Ponzu is the perfect marriage of the flavors of the paddy and the sea and the orchard, of the salty and the sweet and the tart.

Stamping out the loan-word disease in Japanese

June 29th, 2004

The “Foreign Loan-word Committee” has issued recommendations for replacing 33 common katakana-isms with “native” Japanese.

Thank God they backed off on some of their worst proposals, like replacing “online” with “kaisen-setsuzoku”.

Of their new proposals, I especially like “setsumei sekinin” for “accountability”. In other words, the Japanese view accountability as the question of who has to explain something.

A lot of the proposed replacements are to just use the obvious Japanese, such as “dougu” for “tool”. Ditto for replacing “stance” with “tachiba”, or “conference” with “kaigi”.

But that begs the question: why did people start using “tool” in the first place, when they already had “dougu”? That’s a critical question of linguistic philosophy which the grayhairs on the committee didn’t even try to answer. I know the answer. The centuries-old Chinese compounds have been rounded and smoothed like rocks in a river-bed by the forces of linguistic nature over time. The English words are young, agile, opinionated, angular, with a personality (make that PA-SONARITI). In that sense, they have a different semantic profile. Simply put, they mean something different. That’s why people started to use them and will continue to use them.

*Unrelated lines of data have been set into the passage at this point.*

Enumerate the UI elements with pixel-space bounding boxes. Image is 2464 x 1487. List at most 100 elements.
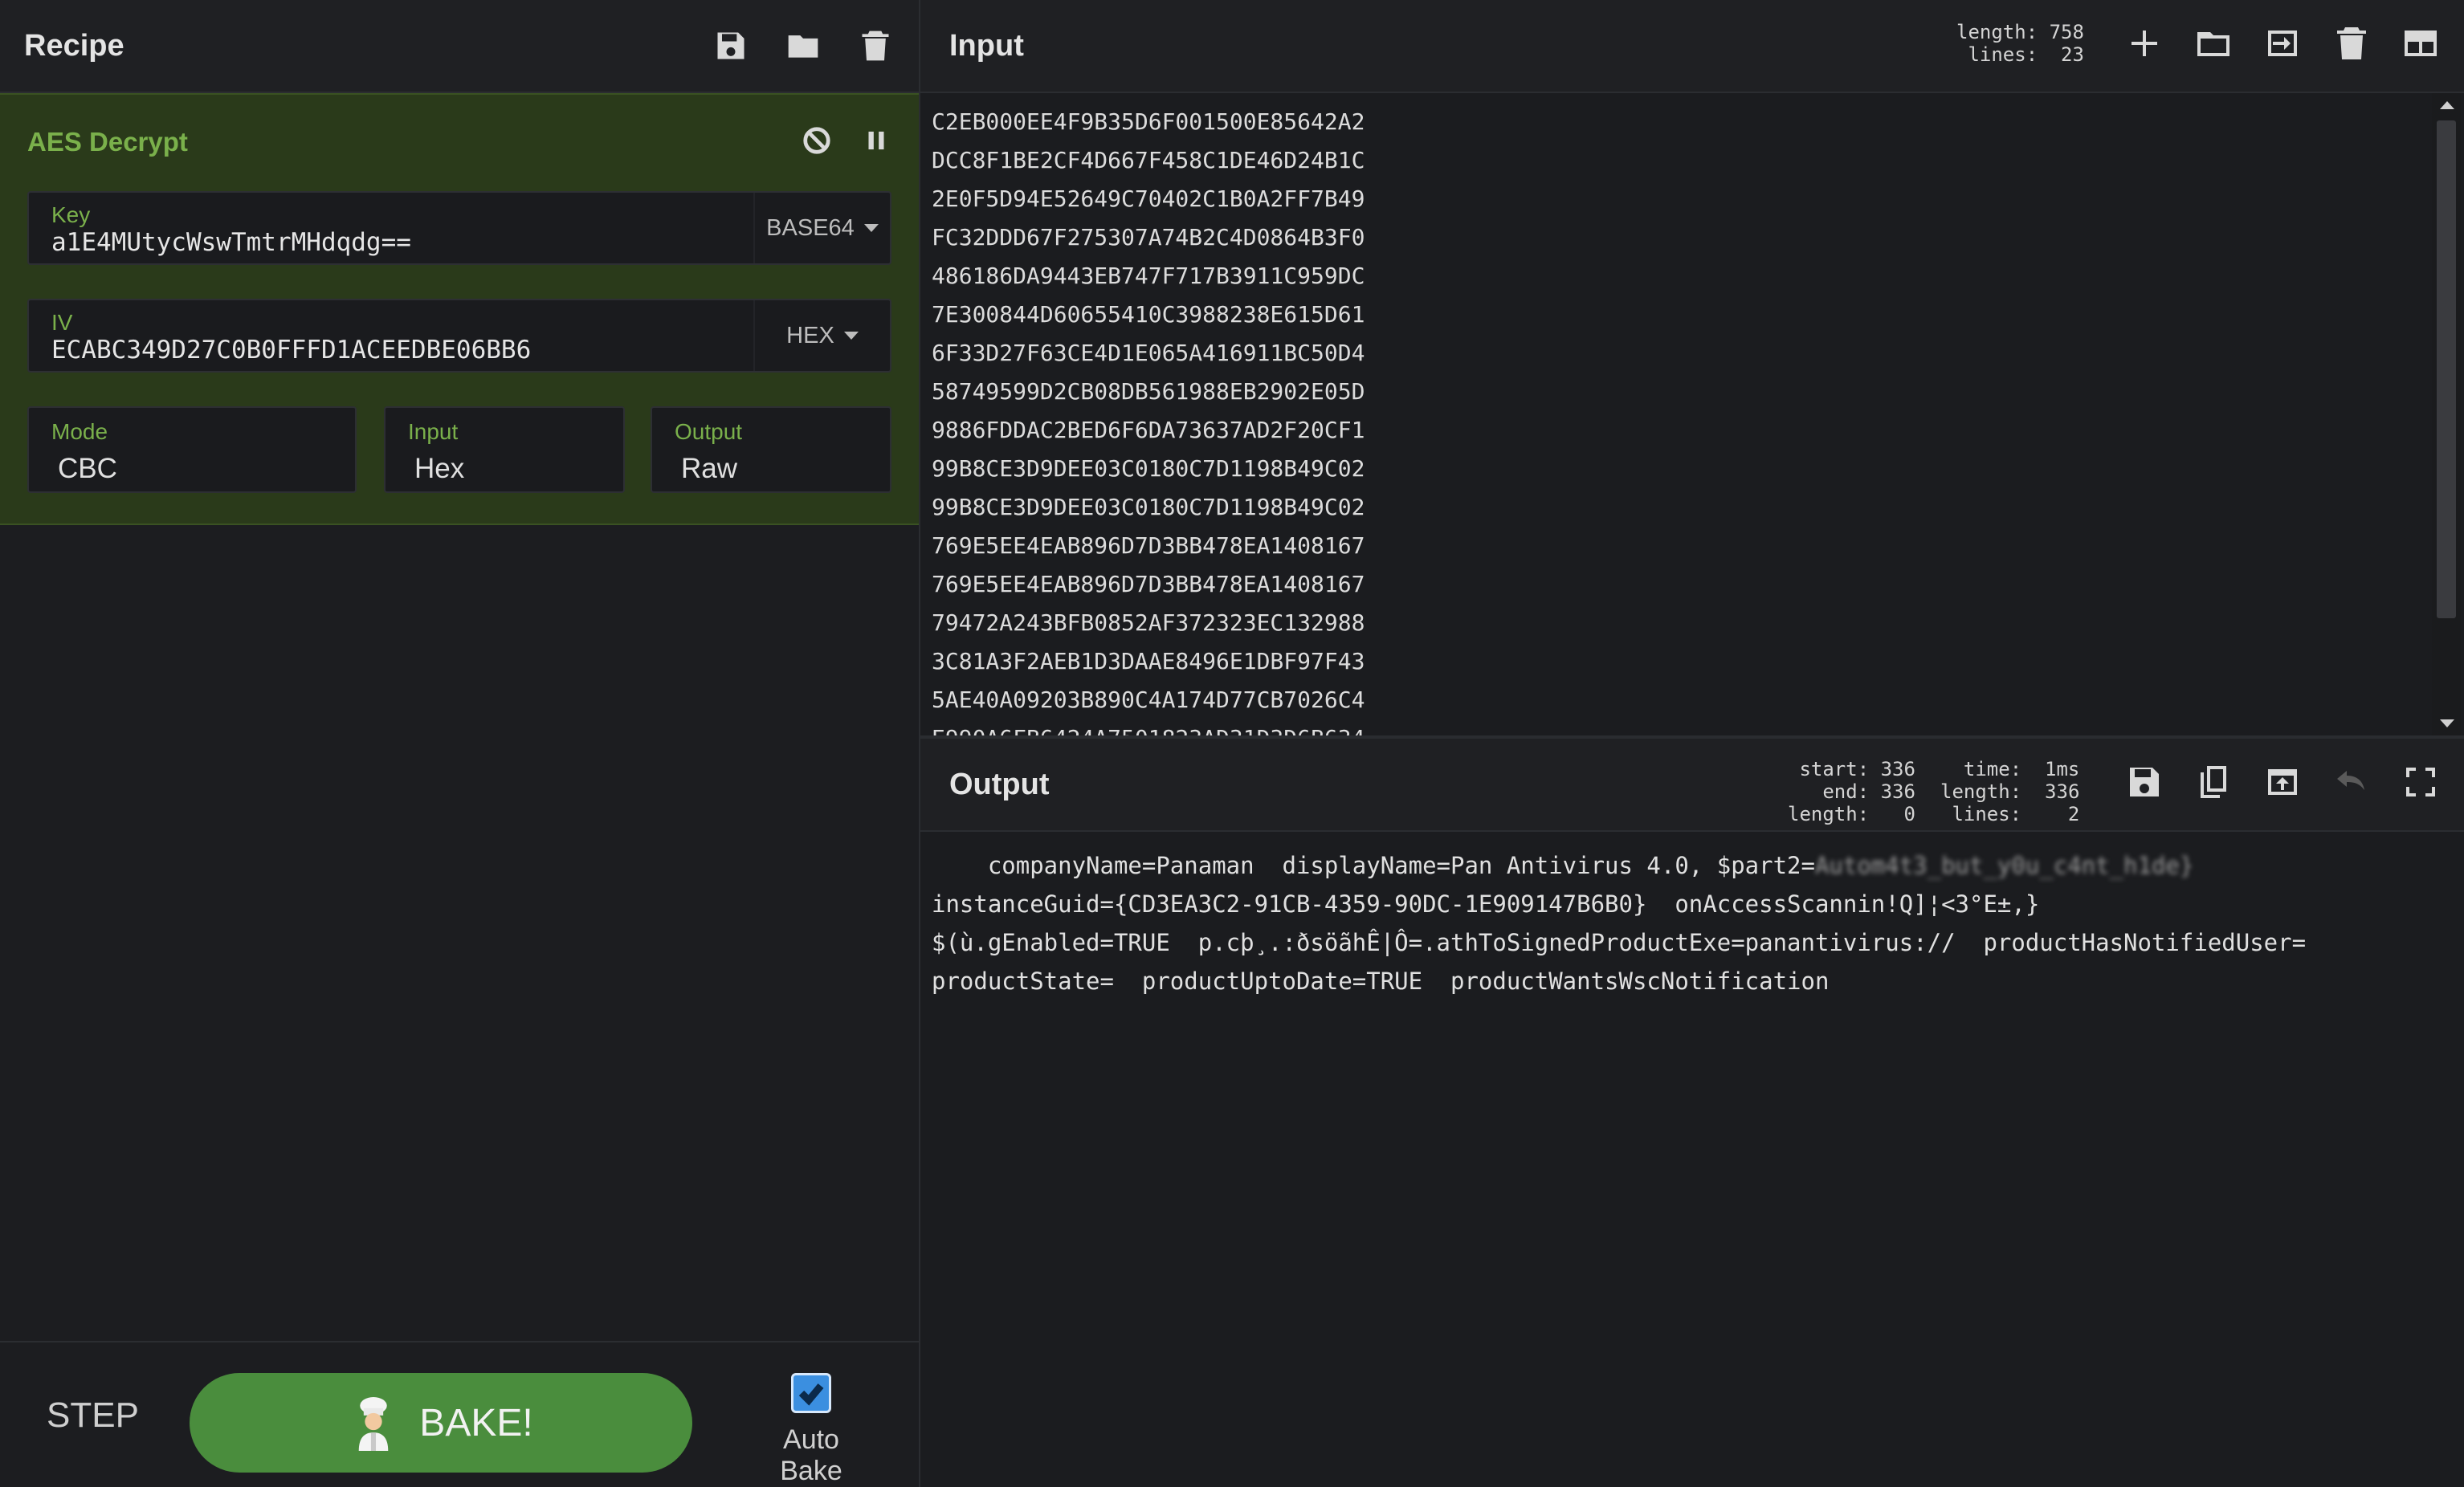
iv-encoding-dropdown[interactable]: HEX [753,300,890,371]
iv-input[interactable]: ECABC349D27C0B0FFFD1ACEEDBE06BB6 [51,336,531,365]
input-line: 5AE40A09203B890C4A174D77CB7026C4 [932,686,1365,713]
input-format-select[interactable]: Input Hex [384,406,625,493]
iv-label: IV [51,310,73,335]
input-format-value: Hex [414,453,465,484]
open-folder-icon[interactable] [2194,24,2233,67]
recipe-footer: STEP BAKE! Auto Bake [0,1341,919,1487]
key-input[interactable]: a1E4MUtycWswTmtrMHdqdg== [51,228,411,257]
output-lines: lines: 2 [1952,803,2080,825]
input-line: 58749599D2CB08DB561988EB2902E05D [932,378,1365,405]
iv-field[interactable]: IV ECABC349D27C0B0FFFD1ACEEDBE06BB6 HEX [27,299,891,373]
output-textarea[interactable]: companyName=Panaman displayName=Pan Anti… [920,832,2464,1487]
output-format-value: Raw [681,453,738,484]
input-length: length: 758 [1956,21,2084,43]
bake-button[interactable]: BAKE! [190,1373,692,1473]
output-line-2: instanceGuid={CD3EA3C2-91CB-4359-90DC-1E… [932,890,2040,918]
output-sel-length: length: 0 [1788,803,1915,825]
output-toolbar [2125,763,2440,805]
auto-bake-checkbox[interactable] [791,1373,831,1413]
mode-label: Mode [51,419,108,444]
auto-bake-toggle[interactable]: Auto Bake [750,1373,872,1486]
bake-label: BAKE! [419,1401,533,1444]
input-line: FC32DDD67F275307A74B2C4D0864B3F0 [932,224,1365,251]
input-line: 769E5EE4EAB896D7D3BB478EA1408167 [932,532,1365,559]
input-line: E990A6FB6424A7501823AD31D3D6B634 [932,719,1365,735]
recipe-title: Recipe [24,28,124,63]
caret-down-icon [843,332,859,340]
key-label: Key [51,202,91,227]
recipe-header: Recipe [0,0,919,93]
input-line: 9886FDDAC2BED6F6DA73637AD2F20CF1 [932,417,1365,443]
replace-input-icon[interactable] [2263,763,2302,805]
input-line: 6F33D27F63CE4D1E065A416911BC50D4 [932,340,1365,366]
input-line: 79472A243BFB0852AF372323EC132988 [932,609,1365,636]
io-area: Input length: 758 lines: 23 C2EB000EE4F9B… [920,0,2464,1487]
input-stats: length: 758 lines: 23 [1956,21,2084,66]
layout-icon[interactable] [2401,24,2440,67]
input-textarea[interactable]: C2EB000EE4F9B35D6F001500E85642A2 DCC8F1BE… [920,93,2432,735]
folder-icon[interactable] [784,26,822,65]
scroll-thumb[interactable] [2437,120,2456,618]
input-line: 769E5EE4EAB896D7D3BB478EA1408167 [932,571,1365,597]
input-lines: C2EB000EE4F9B35D6F001500E85642A2 DCC8F1BE… [932,103,1365,735]
input-line: 99B8CE3D9DEE03C0180C7D1198B49C02 [932,494,1365,520]
input-scrollbar[interactable] [2432,93,2461,735]
output-redacted-text: Autom4t3_but_y0u_c4nt_h1de} [1814,852,2194,879]
output-header: Output start: 336 end: 336 length: 0 time:… [920,739,2464,832]
trash-icon[interactable] [856,26,895,65]
operation-title: AES Decrypt [27,127,188,157]
mode-value: CBC [58,453,117,484]
output-stats: time: 1ms length: 336 lines: 2 [1940,758,2079,825]
input-title: Input [949,29,1024,63]
chef-icon [359,1397,389,1451]
step-button[interactable]: STEP [47,1395,139,1436]
copy-icon[interactable] [2194,763,2233,805]
key-encoding-dropdown[interactable]: BASE64 [753,193,890,263]
output-selection-stats: start: 336 end: 336 length: 0 [1788,758,1915,825]
output-length: length: 336 [1940,780,2080,803]
input-line: 7E300844D60655410C3988238E615D61 [932,301,1365,328]
input-line: C2EB000EE4F9B35D6F001500E85642A2 [932,108,1365,135]
load-file-icon[interactable] [2263,24,2302,67]
input-header: Input length: 758 lines: 23 [920,0,2464,93]
output-line-4: productState= productUptoDate=TRUE produ… [932,968,1830,995]
input-line: 486186DA9443EB747F717B3911C959DC [932,263,1365,289]
auto-bake-label: Auto Bake [780,1424,842,1486]
input-line: 99B8CE3D9DEE03C0180C7D1198B49C02 [932,455,1365,482]
maximize-icon[interactable] [2401,763,2440,805]
operation-controls [802,125,891,160]
clear-input-icon[interactable] [2332,24,2371,67]
recipe-panel: Recipe AES Decrypt Key a1E4MUtycWswTmtrM… [0,0,920,1487]
input-line: DCC8F1BE2CF4D667F458C1DE46D24B1C [932,147,1365,173]
caret-down-icon [863,224,879,232]
output-end: end: 336 [1822,780,1915,803]
output-line-1: companyName=Panaman displayName=Pan Anti… [932,852,1815,879]
output-format-label: Output [675,419,743,444]
input-line: 2E0F5D94E52649C70402C1B0A2FF7B49 [932,185,1365,212]
output-time: time: 1ms [1963,758,2080,780]
undo-icon[interactable] [2332,763,2371,805]
output-line-3: $(ù.gEnabled=TRUE p.cþ¸.:ðsöãhÊ|Ô=.athTo… [932,929,2307,956]
output-text: companyName=Panaman displayName=Pan Anti… [932,846,2306,1000]
iv-encoding-value: HEX [786,322,834,348]
output-format-select[interactable]: Output Raw [651,406,891,493]
output-title: Output [949,768,1050,801]
output-start: start: 336 [1799,758,1915,780]
add-tab-icon[interactable] [2125,24,2164,67]
input-line: 3C81A3F2AEB1D3DAAE8496E1DBF97F43 [932,648,1365,674]
check-icon [798,1383,824,1406]
pause-icon[interactable] [861,125,891,160]
scroll-down-icon[interactable] [2440,719,2454,727]
disable-icon[interactable] [802,125,832,160]
scroll-up-icon[interactable] [2440,101,2454,109]
key-field[interactable]: Key a1E4MUtycWswTmtrMHdqdg== BASE64 [27,191,891,265]
save-output-icon[interactable] [2125,763,2164,805]
mode-select[interactable]: Mode CBC [27,406,357,493]
input-lines: lines: 23 [1968,43,2084,66]
recipe-toolbar [712,26,895,65]
aes-decrypt-operation: AES Decrypt Key a1E4MUtycWswTmtrMHdqdg==… [0,93,919,525]
save-icon[interactable] [712,26,750,65]
operation-header: AES Decrypt [0,95,919,189]
key-encoding-value: BASE64 [766,214,855,241]
input-toolbar [2125,24,2440,67]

But what’s really weird is that what they’re proposing to replace the 30-year-old borrowings with are themselves borrowings into Japanese, just much older ones!

Distros and convos

June 10th, 2004

The Japanese shorten long English loanwords by the simplest of expedients—simply chopping off the last half of the word. So “convenience” becomes “conveni”. That always seemed kind of crude to me, albeit cute in a way.

But now I’ve noticed a trend in English to do the same thing (instead of, or in addition to, the old acronym approach). Two recent examples are the teen-age “convo”, for “conversation”, and the geekian “distro”, for “distribution” as in a Linux distribution. And of course there’s the old stand-by “combo”, corresponding to the Japanese “kombi”.

Why is it that in English we tend to want to end these words with an “o” sound?

Any more examples out there?

How George Tenet should have resigned

June 5th, 2004

Americans make fun of Japanese for the way their politicians and corporate executives resign to “take responsibility” at the slightest provocation, with all the grim faces and bowing at the inevitable press conference.

Then we have George Tenet, US Director of Central Intelligence, who resigned on Thursday; he and George Bush spent the entire day emphasizing that it wasn’t about taking responsibility.

Tenet is resigning for personal reasons; he wants to spend more time with his family, especially his high-school son (but did anyone ask the son if he wants to spend more time with his father?).

I don’t get this. Who is the President trying to protect with this charade? Didn’t George see the huge potential positive impact of just coming out and saying, “The CIA didn’t do its job. People need to be accountable. George Tenet was a fine public servant, and made great contributions to the CIA, but he led an agency which failed the nation at a critical time. We sat down and agreed it was time for a new start.”

That would have made the President appear decisive (not to mention honest), and Tenet responsible (and honorable).

These guys are so stupid they can’t even realize when taking responsibility would come out positive in the Rovian political calculus. They remain resolute in their refusal to ever take or assign blame about anything.

Neurobiology (II) — why people hoard

June 2nd, 2004

Now the New York Times reports that obsessive hoarders have decreased activity in the anterior cingulate, the “brain structure involved in decision making and problem solving, […as well as the] posterior cingulate, an area involved in spatial orientation, memory and emotion.” The theory is apparently that these poor guys worry about losing track of their stuff so they keep it piled up in the living room.